For the Life of the World 19

Posted: January 18th, 2010 | Author: | Filed under: For the Life of the World | Tags: , , , , , , , , , , , , | 9 Comments »

During the press of the holidays, illness, and all the rest that has been happening, I’ve fallen pretty far behind in this series. I’m going to work to catch up this week. I find both Fr. Schmemann’s book and Dn. Hyatt’s podcasts on that book fascinating and illuminating.

The discussion now moves from baptism to chrismation in section 4 of the fourth chapter of For the Life of the World. Here is the link to Deacon Michael Hyatt’s  second podcast on chapter four.

In both the book and the podcast, the history of this sacrament and its divergent path in the West are touched upon. But I’m going to take this first post to focus on it in more detail. From my personal experience, I doubt that many modern evangelicals know much about the mystery of chrismation or its Western counterpart, confirmation. I went to a Roman Catholic school for three years growing up (and an Episcopal school for another year and change), I was as interested as I have ever been in spiritualities of every sort, and I still didn’t really understand confirmation until I encountered the older Orthodox tradition of chrismation.

In the early days of the church, each individual church had its own bishop assisted by his presbyters. And though anyone could baptize at need, absent an urgent need, the presbyters or the bishop performed baptisms. However, the bishop alone blessed the oil used to anoint and then anointed the newly baptized with the seal of the Holy Spirit, ordaining them as priests and kings in the royal priesthood of Christ.

As an aside, that was one of the disconnects I noted pretty early among so many modern churches. They refer to the royal priesthood of all believers, but they have no practice that anyone in the ancient world would have connected to either kings or priests. Coming from a Jewish context, that would obviously be part of a ceremony that included anointing with oil, as it was priests and kings who were anointed in the Old Testament. And I’ll note that one of the gifts the young Christ received from the magi was a rich oil. Gold, incense, and oil — truly gifts for a kingly priest. Further, the gospels recount stories of Christ being anointed by expensive oil. Though not like the anointing everyone would expect (what about Jesus happened the way people expected?), nevertheless, he was anointed with oil.

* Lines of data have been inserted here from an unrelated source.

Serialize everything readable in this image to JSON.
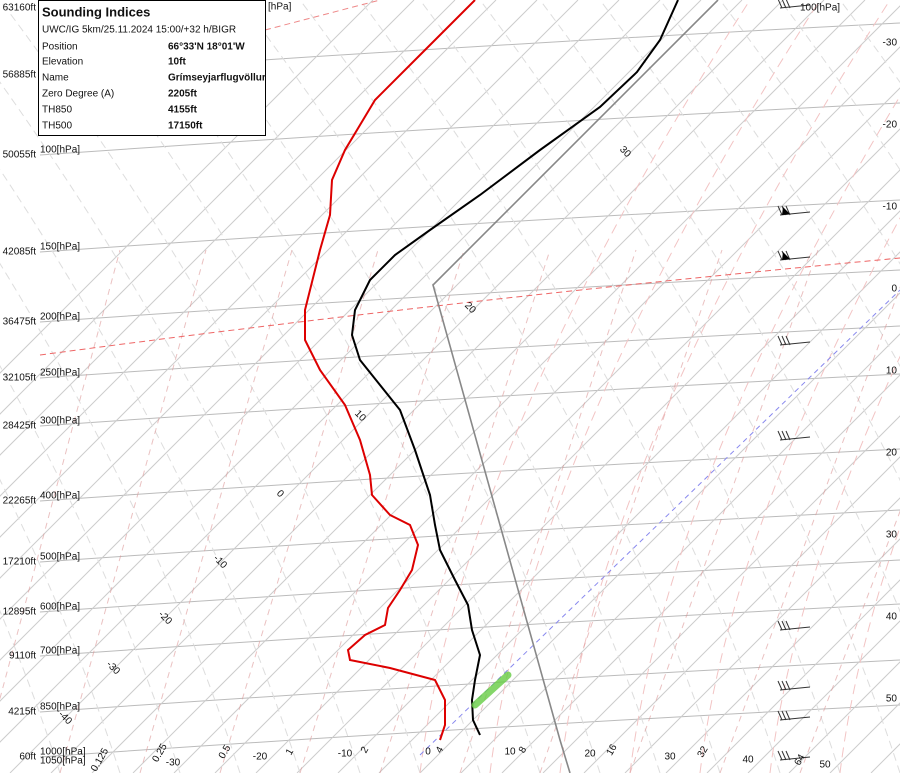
{
  "info": {
    "title": "Sounding Indices",
    "subtitle": "UWC/IG 5km/25.11.2024 15:00/+32 h/BIGR",
    "rows": [
      [
        "Position",
        "66°33'N 18°01'W"
      ],
      [
        "Elevation",
        "10ft"
      ],
      [
        "Name",
        "Grímseyjarflugvöllur"
      ],
      [
        "Zero Degree (A)",
        "2205ft"
      ],
      [
        "TH850",
        "4155ft"
      ],
      [
        "TH500",
        "17150ft"
      ]
    ]
  },
  "top_labels": [
    "[hPa]",
    "100[hPa]"
  ],
  "left_axis": [
    {
      "altitude": "63160ft"
    },
    {
      "altitude": "56885ft"
    },
    {
      "altitude": "50055ft",
      "pressure": "100[hPa]"
    },
    {
      "altitude": "42085ft",
      "pressure": "150[hPa]"
    },
    {
      "altitude": "36475ft",
      "pressure": "200[hPa]"
    },
    {
      "altitude": "32105ft",
      "pressure": "250[hPa]"
    },
    {
      "altitude": "28425ft",
      "pressure": "300[hPa]"
    },
    {
      "altitude": "22265ft",
      "pressure": "400[hPa]"
    },
    {
      "altitude": "17210ft",
      "pressure": "500[hPa]"
    },
    {
      "altitude": "12895ft",
      "pressure": "600[hPa]"
    },
    {
      "altitude": "9110ft",
      "pressure": "700[hPa]"
    },
    {
      "altitude": "4215ft",
      "pressure": "850[hPa]"
    },
    {
      "altitude": "60ft",
      "pressure": "1000[hPa]"
    },
    {
      "pressure": "1050[hPa]"
    }
  ],
  "right_axis": [
    "-30",
    "-20",
    "-10",
    "0",
    "10",
    "20",
    "30",
    "40",
    "50"
  ],
  "isotherm_labels": [
    "30",
    "20",
    "10",
    "0",
    "-10",
    "-20",
    "-30",
    "-40"
  ],
  "mixing_ratio_labels": [
    "0.125",
    "0.25",
    "0.5",
    "1",
    "2",
    "4",
    "8",
    "16",
    "32",
    "64"
  ],
  "bottom_temperatures": [
    "-30",
    "-20",
    "-10",
    "0",
    "10",
    "20",
    "30",
    "40",
    "50"
  ]
}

The formerly pagan believers would have understood such an act even if it wasn’t entirely native to their culture. Neither group would have understood what evangelical churches do today as something that anointed or ordained you into a royal priesthood. The concepts of king and priest had a deep cultural reality for them that we largely lack in our native culture of liberal democracy. I knew something had to be missing in our modern practice, but I wasn’t sure what it was until I encountered chrismation. It fills that gap perfectly.

At first, every church had one bishop surrounded by his presbyters, deacons, and people (all anointed as kings and priests, but with different functions within the body). This is the picture we see, for instance, in St. Ignatius’ writings.  As the Church grew, there came to be more churches in a city to serve all those converting. The bishop delegated presbyters to act in his stead in the churches and visited each as he was able. And it is at this point that East and West began to diverge.

In the ancient world, we have to remember, the West was the frontier. It had a single apostolic see in Rome. And it had widely dispersed peoples. As Rome contracted, it contracted first in the West. This was further complicated by the fact that the West always had fewer bishops than the East. So over time, an individual bishop was not over a church or even a set of geographically close churches, but often serving a far flung network of churches.  The bishop could not physically be at every baptismal service at every church.

And so, in the West, they decided the physical presence of the bishop was the important thing and began to separate baptism from chrismation and communion. And over time, that developed into the confirmation of baptism performed as children entered into what was considered the earliest of the ages of majority in the medieval West. I believe, even today, confirmation is always performed when the bishop is present (though I could be wrong about that). Eventually, even first communion became separated from either baptism or confirmation. Now it is normal in the Roman Catholic Church for a child to be baptized at birth, begin taking communion sometime as a child (in a ceremony known as First Communion), and finally be confirmed near the onset of puberty.

The East took a different path as they encountered the same problem. The bishop still blessed the anointing oil of chrismation, but it was distributed to all his presbyters. And along with baptism, communion, and everything else, the bishop delegated the performance of chrismation to his presbyters so its unity with baptism could be preserved. Even today in the Orthodox Church every person, whether 9 weeks old or 90 years old, who is baptized, is baptized, chrismated, and communed in that first service. The unity of the mysteries was maintained.

The practice of the East makes sense to me. That doesn’t mean it’s right, of course. But I do think it’s significant that I couldn’t truly understand the Western sacraments until I saw them in light of the Eastern practice.